This year’s TASA Conference promises to be special. With world-class keynote and plenary speakers and a choice of 13 special interest groups, our theme, Neoliberalism and Contemporary Challenges for the Asia Pacific, will give space for world-class thinkers in sociology and related fields to interrogate the impact of neoliberalism on the lives of people around the world. We seek to understand the global effects of neoliberalism, especially how it is experienced in different local contexts. What challenges and opportunities does neoliberalism present, and how does sociology respond to those challenges?

But the location of this year’s conference gives this conference the edge. We proudly invite you and your family to visit the vibrant and beautiful Cairns. Our venue, the Shangri-La Hotel offers five star care at off-season rates. Containing the conference and delegate accommodation, the Shangri-La facilities are generous, cool and picturesque and break-out rooms have views on the tropical gardens or famous marina and gateway to the Great Barrier Reef. Family friendly room, restaurants and pools in a tropical setting will satisfy delegates’ accompanying families.
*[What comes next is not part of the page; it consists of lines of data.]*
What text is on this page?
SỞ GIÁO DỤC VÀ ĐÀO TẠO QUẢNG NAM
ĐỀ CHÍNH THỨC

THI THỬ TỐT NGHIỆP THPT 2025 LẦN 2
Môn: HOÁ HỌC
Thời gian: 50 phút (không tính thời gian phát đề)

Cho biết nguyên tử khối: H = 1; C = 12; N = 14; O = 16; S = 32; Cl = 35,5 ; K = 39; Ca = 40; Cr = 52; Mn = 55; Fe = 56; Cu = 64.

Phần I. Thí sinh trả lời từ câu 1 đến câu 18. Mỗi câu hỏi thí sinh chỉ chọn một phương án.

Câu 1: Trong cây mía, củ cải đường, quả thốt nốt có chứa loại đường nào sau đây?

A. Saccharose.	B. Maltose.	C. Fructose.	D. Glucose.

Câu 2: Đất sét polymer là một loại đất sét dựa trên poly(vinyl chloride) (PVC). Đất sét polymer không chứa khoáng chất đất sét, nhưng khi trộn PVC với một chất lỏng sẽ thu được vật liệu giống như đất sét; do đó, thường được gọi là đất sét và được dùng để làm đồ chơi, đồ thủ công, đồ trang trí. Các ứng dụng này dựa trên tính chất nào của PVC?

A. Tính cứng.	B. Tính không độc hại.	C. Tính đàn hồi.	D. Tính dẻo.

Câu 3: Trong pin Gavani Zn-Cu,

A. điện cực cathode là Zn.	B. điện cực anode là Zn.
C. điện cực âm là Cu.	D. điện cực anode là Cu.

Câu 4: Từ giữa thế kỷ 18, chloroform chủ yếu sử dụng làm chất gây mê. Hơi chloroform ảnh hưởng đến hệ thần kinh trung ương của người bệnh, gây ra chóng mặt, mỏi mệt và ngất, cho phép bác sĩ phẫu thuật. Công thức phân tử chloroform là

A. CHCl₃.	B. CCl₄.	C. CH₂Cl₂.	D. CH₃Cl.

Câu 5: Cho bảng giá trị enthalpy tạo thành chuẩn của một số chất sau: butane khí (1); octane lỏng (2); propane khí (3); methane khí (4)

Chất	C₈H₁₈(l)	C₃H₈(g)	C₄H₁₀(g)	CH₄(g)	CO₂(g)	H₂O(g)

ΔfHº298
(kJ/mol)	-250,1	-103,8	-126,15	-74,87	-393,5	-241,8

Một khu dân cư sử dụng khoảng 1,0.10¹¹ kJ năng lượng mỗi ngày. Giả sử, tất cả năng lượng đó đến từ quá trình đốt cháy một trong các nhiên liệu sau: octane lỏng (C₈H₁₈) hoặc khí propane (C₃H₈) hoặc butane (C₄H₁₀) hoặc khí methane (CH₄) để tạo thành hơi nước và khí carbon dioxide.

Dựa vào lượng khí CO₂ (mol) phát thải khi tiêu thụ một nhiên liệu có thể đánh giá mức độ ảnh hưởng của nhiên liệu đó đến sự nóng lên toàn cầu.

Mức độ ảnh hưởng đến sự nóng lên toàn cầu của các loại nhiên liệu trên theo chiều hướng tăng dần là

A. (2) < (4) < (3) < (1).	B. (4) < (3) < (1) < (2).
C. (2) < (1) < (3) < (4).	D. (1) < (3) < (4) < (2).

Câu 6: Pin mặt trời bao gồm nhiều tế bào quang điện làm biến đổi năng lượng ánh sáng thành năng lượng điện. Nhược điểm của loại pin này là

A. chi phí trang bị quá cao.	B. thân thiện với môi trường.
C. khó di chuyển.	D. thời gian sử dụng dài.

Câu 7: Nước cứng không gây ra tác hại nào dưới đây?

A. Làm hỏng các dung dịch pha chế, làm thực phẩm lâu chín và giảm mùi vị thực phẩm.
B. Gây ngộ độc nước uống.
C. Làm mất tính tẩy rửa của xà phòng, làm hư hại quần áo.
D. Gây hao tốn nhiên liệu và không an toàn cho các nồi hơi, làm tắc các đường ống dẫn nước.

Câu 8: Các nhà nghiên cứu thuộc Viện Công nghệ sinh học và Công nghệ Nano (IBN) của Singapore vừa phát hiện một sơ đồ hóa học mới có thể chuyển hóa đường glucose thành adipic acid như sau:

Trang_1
The hotel is on the Cairns Marina where you can take a tour out to the Great Barrier Reef, or hire a car and tour the World Heritage Rainforests. Within a couple of hours is the Daintree Forest. For more intrepid adventurers, Cairns is the gateway to the Cape York Peninsula, and the Gulf of Carpentaria, home to unsurpassed cultural and ecological heritage.

There is so much being planned for this year’s conference, with post-conference tours, Women’s Breakfast, a fun conference dinner that (by demand) promises dancing, and networking opportunities with stimulating company. With the Aussie Dollar continuing to fall, this is the time to to plan your next trip to Australia.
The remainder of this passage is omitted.